State prosecutor asks appeals court to reconsider Hecht ruling

Staff writerMarch 25, 2014 

The assistant state attorney general who prosecuted former Pierce County Judge Michael Hecht thinks the state appeals court made a mistake in overturning Hecht’s criminal convictions for threatening to kill a man and soliciting a prostitute.

In pleadings filed earlier this month, John Hillman asked the Court of Appeals for Division I to reconsider its February opinion that awarded Hecht a new trial.

The three-judge panel last month ruled that “flagrant and ill-intentioned conduct” by Hillman during his closing argument in Hecht’s 2009 trial denied the former judge of a fair hearing.

Specifically, the appeals panel ruled Hillman’s use of photographs of Hecht with the word “GUILTY” superimposed on them crossed the line.

“There is no legitimate purpose for such images in a criminal trial,” the panel wrote. “We conclude that the prosecutor’s slides undermined Hecht’s right to a fair trial by creating the substantial likelihood of a verdict improperly based on passion and prejudice.”

In a 20-page motion filed March 10, Hillman begged to differ.

“The court’s opinion overlooked the standard of review requiring Hecht to show ‘clear and unmistakable’ expressions of personal opinion in the record,” Hillman wrote. “The court’s opinion further overlooks important principles of law that a prosecutor’s argument, including visual aids, must be considered in context.”

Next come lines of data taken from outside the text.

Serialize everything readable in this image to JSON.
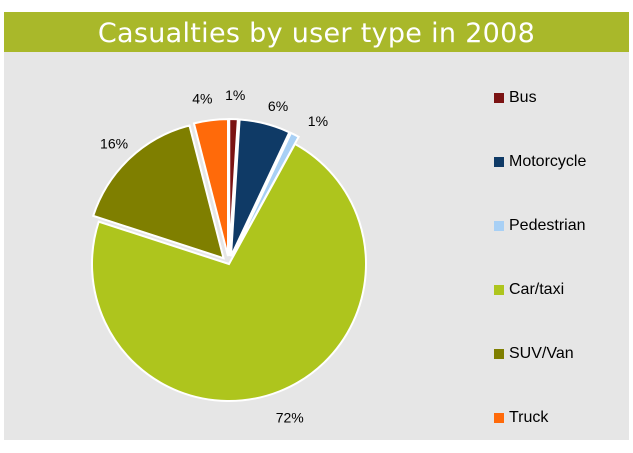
{
  "chart_data": {
    "type": "pie",
    "title": "Casualties by user type in 2008",
    "categories": [
      "Bus",
      "Motorcycle",
      "Pedestrian",
      "Car/taxi",
      "SUV/Van",
      "Truck"
    ],
    "values": [
      1,
      6,
      1,
      72,
      16,
      4
    ],
    "data_labels": [
      "1%",
      "6%",
      "1%",
      "72%",
      "16%",
      "4%"
    ],
    "colors": [
      "#7b1313",
      "#0f3a66",
      "#a8d0f5",
      "#aec51d",
      "#7f7f00",
      "#ff6a0a"
    ],
    "exploded": [
      true,
      true,
      true,
      false,
      true,
      true
    ],
    "legend_position": "right",
    "start_angle_deg": 0
  }
}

The assistant attorney general said the slides with Hecht’s photos and another questioning his credibility were small parts of a long and involved closing argument that relied on evidence to make its points.

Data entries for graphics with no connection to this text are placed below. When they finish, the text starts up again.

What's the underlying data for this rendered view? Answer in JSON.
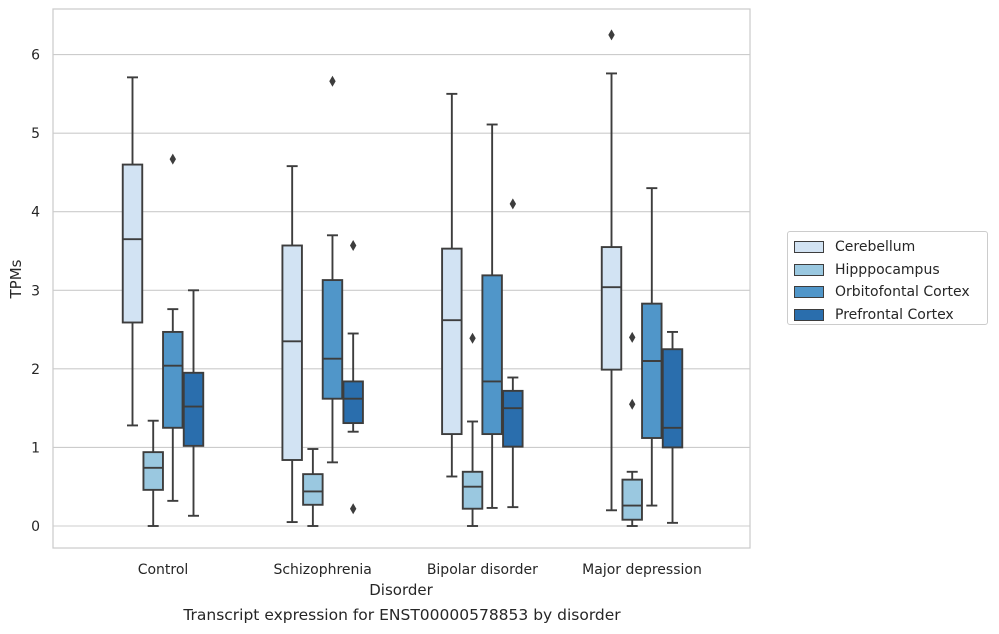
{
  "chart_data": {
    "type": "box",
    "title": "",
    "caption": "Transcript expression for ENST00000578853 by disorder",
    "xlabel": "Disorder",
    "ylabel": "TPMs",
    "ylim": [
      -0.28,
      6.58
    ],
    "yticks": [
      "0",
      "1",
      "2",
      "3",
      "4",
      "5",
      "6"
    ],
    "grid": "horizontal",
    "legend_position": "right",
    "categories": [
      "Control",
      "Schizophrenia",
      "Bipolar disorder",
      "Major depression"
    ],
    "series": [
      {
        "name": "Cerebellum",
        "color": "#d2e3f3",
        "boxes": [
          {
            "whisker_low": 1.28,
            "q1": 2.59,
            "median": 3.65,
            "q3": 4.6,
            "whisker_high": 5.71,
            "outliers": []
          },
          {
            "whisker_low": 0.05,
            "q1": 0.84,
            "median": 2.35,
            "q3": 3.57,
            "whisker_high": 4.58,
            "outliers": []
          },
          {
            "whisker_low": 0.63,
            "q1": 1.17,
            "median": 2.62,
            "q3": 3.53,
            "whisker_high": 5.5,
            "outliers": []
          },
          {
            "whisker_low": 0.2,
            "q1": 1.99,
            "median": 3.04,
            "q3": 3.55,
            "whisker_high": 5.76,
            "outliers": [
              6.25
            ]
          }
        ]
      },
      {
        "name": "Hipppocampus",
        "color": "#9ac8e0",
        "boxes": [
          {
            "whisker_low": 0.0,
            "q1": 0.46,
            "median": 0.74,
            "q3": 0.94,
            "whisker_high": 1.34,
            "outliers": []
          },
          {
            "whisker_low": 0.0,
            "q1": 0.27,
            "median": 0.44,
            "q3": 0.66,
            "whisker_high": 0.98,
            "outliers": []
          },
          {
            "whisker_low": 0.0,
            "q1": 0.22,
            "median": 0.5,
            "q3": 0.69,
            "whisker_high": 1.33,
            "outliers": [
              2.39
            ]
          },
          {
            "whisker_low": 0.0,
            "q1": 0.08,
            "median": 0.26,
            "q3": 0.59,
            "whisker_high": 0.69,
            "outliers": [
              2.4,
              1.55
            ]
          }
        ]
      },
      {
        "name": "Orbitofontal Cortex",
        "color": "#5096c9",
        "boxes": [
          {
            "whisker_low": 0.32,
            "q1": 1.25,
            "median": 2.04,
            "q3": 2.47,
            "whisker_high": 2.76,
            "outliers": [
              4.67
            ]
          },
          {
            "whisker_low": 0.81,
            "q1": 1.62,
            "median": 2.13,
            "q3": 3.13,
            "whisker_high": 3.7,
            "outliers": [
              5.66
            ]
          },
          {
            "whisker_low": 0.23,
            "q1": 1.17,
            "median": 1.84,
            "q3": 3.19,
            "whisker_high": 5.11,
            "outliers": []
          },
          {
            "whisker_low": 0.26,
            "q1": 1.12,
            "median": 2.1,
            "q3": 2.83,
            "whisker_high": 4.3,
            "outliers": []
          }
        ]
      },
      {
        "name": "Prefrontal Cortex",
        "color": "#2a6ead",
        "boxes": [
          {
            "whisker_low": 0.13,
            "q1": 1.02,
            "median": 1.52,
            "q3": 1.95,
            "whisker_high": 3.0,
            "outliers": []
          },
          {
            "whisker_low": 1.2,
            "q1": 1.31,
            "median": 1.62,
            "q3": 1.84,
            "whisker_high": 2.45,
            "outliers": [
              3.57,
              0.22
            ]
          },
          {
            "whisker_low": 0.24,
            "q1": 1.01,
            "median": 1.5,
            "q3": 1.72,
            "whisker_high": 1.89,
            "outliers": [
              4.1
            ]
          },
          {
            "whisker_low": 0.04,
            "q1": 1.0,
            "median": 1.25,
            "q3": 2.25,
            "whisker_high": 2.47,
            "outliers": []
          }
        ]
      }
    ]
  }
}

“The court’s opinion places undue emphasis on three slides that were a secondary accompaniment to the prosecutor’s verbal remarks,” he wrote.

Efforts to reach Hecht’s appellate attorney, Stephanie Cunningham of Seattle, were unsuccessful Tuesday.

Cunningham argued in a previous brief that Hillman treated her client unfairly.

“The prosecutor used highly prejudicial images and improper arguments in closing in an effort to sway the jury into returning guilty verdicts,” she wrote. “It was prejudicial and violated Hecht’s constitutional right to a fair trial.”

Hecht resigned his seat on the Superior Court bench in 2009 after being convicted of felony harassment and patronizing a prostitute. The Washington State Supreme Court later disbarred him and forbade him from ever again seeking a judgeship.

He’d been accused of buying sex from one man and threatening to kill another for disclosing their sex-for-money relationship.

Hecht has maintained his innocence.

Janelle Guthrie, a spokeswoman for the state Attorney General’s Office, said Tuesday the office would await the appeals court’s decision on Hillman’s motion for reconsideration before deciding whether to take the case to the state Supreme Court.